Yep it's a Hadoop issue: https://issues.apache.org/jira/browse/HADOOP-11863
http://mail-archives.apache.org/mod_mbox/hadoop-user/201504.mbox/%3CCA+XUwYxPxLkfhOxn1jNkoUKEQQMcPWFzvXJ=u+kp28kdejo...@mail.gmail.com%3E
http://stackoverflow.com/a/28033408/3271168
So for now need to manually add that jar to classpath on hadoop-2.6.
Thanks,
Peter Rudenko
On 2015-05-07 19:41, Nicholas Chammas wrote:
I can try that, but the issue is I understand this is supposed to work
out of the box (like it does with all the other Spark/Hadoop pre-built
packages).
On Thu, May 7, 2015 at 12:35 PM Peter Rudenko <petro.rude...@gmail.com
<mailto:petro.rude...@gmail.com>> wrote:
Try to download this jar:
http://search.maven.org/remotecontent?filepath=org/apache/hadoop/hadoop-aws/2.6.0/hadoop-aws-2.6.0.jar
And add:
export CLASSPATH=$CLASSPATH:hadoop-aws-2.6.0.jar
And try to relaunch.
Thanks,
Peter Rudenko
On 2015-05-07 19:30, Nicholas Chammas wrote:
Hmm, I just tried changing |s3n| to |s3a|:
|py4j.protocol.Py4JJavaError: An error occurred while calling
z:org.apache.spark.api.python.PythonRDD.collectAndServe. :
java.lang.RuntimeException: java.lang.ClassNotFoundException:
Class org.apache.hadoop.fs.s3a.S3AFileSystem not found |
Nick
On Thu, May 7, 2015 at 12:29 PM Peter Rudenko
<petro.rude...@gmail.com <mailto:petro.rude...@gmail.com>> wrote:
Hi Nick, had the same issue.
By default it should work with s3a protocol:
sc.textFile('s3a://bucket/file_*').count()
If you want to use s3n protocol you need to add
hadoop-aws.jar to spark's classpath.
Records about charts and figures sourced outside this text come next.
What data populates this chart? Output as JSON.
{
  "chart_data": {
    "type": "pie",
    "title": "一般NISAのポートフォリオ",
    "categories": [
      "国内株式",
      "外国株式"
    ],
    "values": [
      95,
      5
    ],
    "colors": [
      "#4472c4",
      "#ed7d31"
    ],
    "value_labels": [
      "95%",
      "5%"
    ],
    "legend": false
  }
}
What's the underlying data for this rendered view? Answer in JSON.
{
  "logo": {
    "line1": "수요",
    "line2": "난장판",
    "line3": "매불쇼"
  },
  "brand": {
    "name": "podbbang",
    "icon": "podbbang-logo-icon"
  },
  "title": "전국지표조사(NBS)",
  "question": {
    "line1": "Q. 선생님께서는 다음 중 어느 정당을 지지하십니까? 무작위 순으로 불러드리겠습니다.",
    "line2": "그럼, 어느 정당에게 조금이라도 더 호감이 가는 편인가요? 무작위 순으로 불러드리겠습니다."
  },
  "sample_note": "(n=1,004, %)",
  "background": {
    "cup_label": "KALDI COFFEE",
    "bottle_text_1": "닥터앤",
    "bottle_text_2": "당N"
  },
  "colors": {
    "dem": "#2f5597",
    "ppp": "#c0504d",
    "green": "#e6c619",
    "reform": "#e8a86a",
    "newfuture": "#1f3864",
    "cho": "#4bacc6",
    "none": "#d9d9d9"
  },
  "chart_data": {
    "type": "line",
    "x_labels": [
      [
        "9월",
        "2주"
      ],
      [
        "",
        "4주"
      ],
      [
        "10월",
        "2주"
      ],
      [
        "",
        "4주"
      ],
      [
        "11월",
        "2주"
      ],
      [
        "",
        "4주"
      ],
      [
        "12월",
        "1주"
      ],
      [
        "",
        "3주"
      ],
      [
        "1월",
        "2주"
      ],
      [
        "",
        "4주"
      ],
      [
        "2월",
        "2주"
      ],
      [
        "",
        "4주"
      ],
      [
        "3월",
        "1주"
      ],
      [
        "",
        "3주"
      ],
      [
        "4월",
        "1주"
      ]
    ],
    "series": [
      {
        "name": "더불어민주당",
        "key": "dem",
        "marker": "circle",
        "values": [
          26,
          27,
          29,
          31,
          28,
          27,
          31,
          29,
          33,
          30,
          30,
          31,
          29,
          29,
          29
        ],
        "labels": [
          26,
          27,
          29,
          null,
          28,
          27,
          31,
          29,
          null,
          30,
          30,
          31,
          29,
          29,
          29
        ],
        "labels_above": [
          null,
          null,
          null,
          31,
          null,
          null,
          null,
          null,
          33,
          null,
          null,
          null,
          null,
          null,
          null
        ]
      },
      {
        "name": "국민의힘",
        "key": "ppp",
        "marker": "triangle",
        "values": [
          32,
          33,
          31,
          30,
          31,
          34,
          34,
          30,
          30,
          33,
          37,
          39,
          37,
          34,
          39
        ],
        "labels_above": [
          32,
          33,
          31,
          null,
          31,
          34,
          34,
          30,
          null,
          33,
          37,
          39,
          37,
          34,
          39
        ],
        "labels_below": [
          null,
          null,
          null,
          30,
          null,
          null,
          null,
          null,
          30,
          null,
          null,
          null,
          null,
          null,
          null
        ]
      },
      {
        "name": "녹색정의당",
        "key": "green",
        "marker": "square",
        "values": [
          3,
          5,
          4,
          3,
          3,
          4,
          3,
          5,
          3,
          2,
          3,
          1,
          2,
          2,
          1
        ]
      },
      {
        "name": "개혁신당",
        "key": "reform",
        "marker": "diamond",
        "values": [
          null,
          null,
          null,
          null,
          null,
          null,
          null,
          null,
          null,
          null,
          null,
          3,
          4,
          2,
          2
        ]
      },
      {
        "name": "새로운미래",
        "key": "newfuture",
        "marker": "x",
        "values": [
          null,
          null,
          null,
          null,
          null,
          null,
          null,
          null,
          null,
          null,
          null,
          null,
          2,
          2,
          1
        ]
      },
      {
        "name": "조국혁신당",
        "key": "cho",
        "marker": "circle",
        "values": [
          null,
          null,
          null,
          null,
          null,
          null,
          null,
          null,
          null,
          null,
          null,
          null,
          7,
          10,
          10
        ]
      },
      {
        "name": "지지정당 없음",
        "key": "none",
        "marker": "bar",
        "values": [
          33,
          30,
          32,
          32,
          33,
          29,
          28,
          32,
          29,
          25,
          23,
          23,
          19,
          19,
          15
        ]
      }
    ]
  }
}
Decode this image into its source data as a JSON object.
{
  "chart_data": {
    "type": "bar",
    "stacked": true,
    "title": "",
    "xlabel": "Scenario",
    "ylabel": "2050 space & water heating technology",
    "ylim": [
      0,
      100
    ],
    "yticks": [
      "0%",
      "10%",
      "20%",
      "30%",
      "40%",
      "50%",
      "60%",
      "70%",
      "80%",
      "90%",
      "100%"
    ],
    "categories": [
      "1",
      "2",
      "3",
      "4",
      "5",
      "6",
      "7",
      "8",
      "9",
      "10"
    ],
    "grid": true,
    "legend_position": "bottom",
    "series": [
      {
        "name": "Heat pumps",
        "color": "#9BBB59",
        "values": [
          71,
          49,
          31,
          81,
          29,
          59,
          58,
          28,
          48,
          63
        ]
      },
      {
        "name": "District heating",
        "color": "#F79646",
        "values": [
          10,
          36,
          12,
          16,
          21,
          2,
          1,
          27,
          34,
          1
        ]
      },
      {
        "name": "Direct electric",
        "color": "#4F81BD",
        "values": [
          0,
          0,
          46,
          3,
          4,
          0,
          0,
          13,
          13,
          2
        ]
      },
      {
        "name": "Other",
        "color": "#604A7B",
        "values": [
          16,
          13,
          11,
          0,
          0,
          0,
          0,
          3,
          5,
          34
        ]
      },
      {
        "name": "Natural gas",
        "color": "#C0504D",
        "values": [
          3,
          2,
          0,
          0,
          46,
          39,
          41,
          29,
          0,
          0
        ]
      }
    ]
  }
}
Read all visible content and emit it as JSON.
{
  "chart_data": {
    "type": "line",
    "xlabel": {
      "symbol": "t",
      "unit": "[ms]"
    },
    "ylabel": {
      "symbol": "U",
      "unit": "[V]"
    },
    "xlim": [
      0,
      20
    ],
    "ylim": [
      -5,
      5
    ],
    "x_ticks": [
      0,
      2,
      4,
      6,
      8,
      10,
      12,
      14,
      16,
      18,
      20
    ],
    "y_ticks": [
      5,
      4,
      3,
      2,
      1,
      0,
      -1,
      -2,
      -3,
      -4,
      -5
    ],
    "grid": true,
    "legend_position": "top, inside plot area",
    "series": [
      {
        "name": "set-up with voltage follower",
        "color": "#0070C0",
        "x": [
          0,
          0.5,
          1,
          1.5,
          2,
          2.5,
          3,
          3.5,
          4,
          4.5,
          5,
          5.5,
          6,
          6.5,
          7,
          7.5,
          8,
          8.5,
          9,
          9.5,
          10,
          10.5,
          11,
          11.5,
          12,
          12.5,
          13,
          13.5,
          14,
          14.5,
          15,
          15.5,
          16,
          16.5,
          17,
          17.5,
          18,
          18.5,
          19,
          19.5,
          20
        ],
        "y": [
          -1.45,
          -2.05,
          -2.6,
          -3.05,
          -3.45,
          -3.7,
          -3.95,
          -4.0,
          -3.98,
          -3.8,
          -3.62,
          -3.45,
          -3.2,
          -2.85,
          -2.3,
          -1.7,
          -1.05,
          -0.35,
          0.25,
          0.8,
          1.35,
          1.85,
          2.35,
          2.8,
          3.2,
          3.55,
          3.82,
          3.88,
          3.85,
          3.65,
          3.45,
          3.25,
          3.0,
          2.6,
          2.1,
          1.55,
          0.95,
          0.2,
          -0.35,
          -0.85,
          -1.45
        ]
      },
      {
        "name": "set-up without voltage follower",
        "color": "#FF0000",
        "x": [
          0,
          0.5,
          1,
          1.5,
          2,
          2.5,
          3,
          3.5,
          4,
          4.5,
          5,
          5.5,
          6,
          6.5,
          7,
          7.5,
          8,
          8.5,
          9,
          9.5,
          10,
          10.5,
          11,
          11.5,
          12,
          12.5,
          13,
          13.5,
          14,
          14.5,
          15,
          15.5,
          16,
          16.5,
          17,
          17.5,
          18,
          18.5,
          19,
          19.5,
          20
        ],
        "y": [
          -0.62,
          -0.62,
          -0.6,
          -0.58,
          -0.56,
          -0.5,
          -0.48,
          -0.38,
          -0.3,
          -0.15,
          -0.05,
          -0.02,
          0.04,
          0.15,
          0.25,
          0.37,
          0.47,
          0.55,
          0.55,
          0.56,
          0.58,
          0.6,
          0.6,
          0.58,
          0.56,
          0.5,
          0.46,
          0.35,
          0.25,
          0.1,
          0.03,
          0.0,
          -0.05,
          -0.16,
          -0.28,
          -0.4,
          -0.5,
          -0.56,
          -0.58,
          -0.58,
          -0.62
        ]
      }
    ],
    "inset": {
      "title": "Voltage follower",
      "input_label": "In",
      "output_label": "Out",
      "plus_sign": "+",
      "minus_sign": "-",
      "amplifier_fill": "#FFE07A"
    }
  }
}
Wich hadoop vendor
(Hortonworks, Cloudera, MapR) do you use?
Thanks,
Peter Rudenko
On 2015-05-07 19:25, Nicholas Chammas wrote:
Details are here:https://issues.apache.org/jira/browse/SPARK-7442
It looks like something specific to building against Hadoop 2.6?
Nick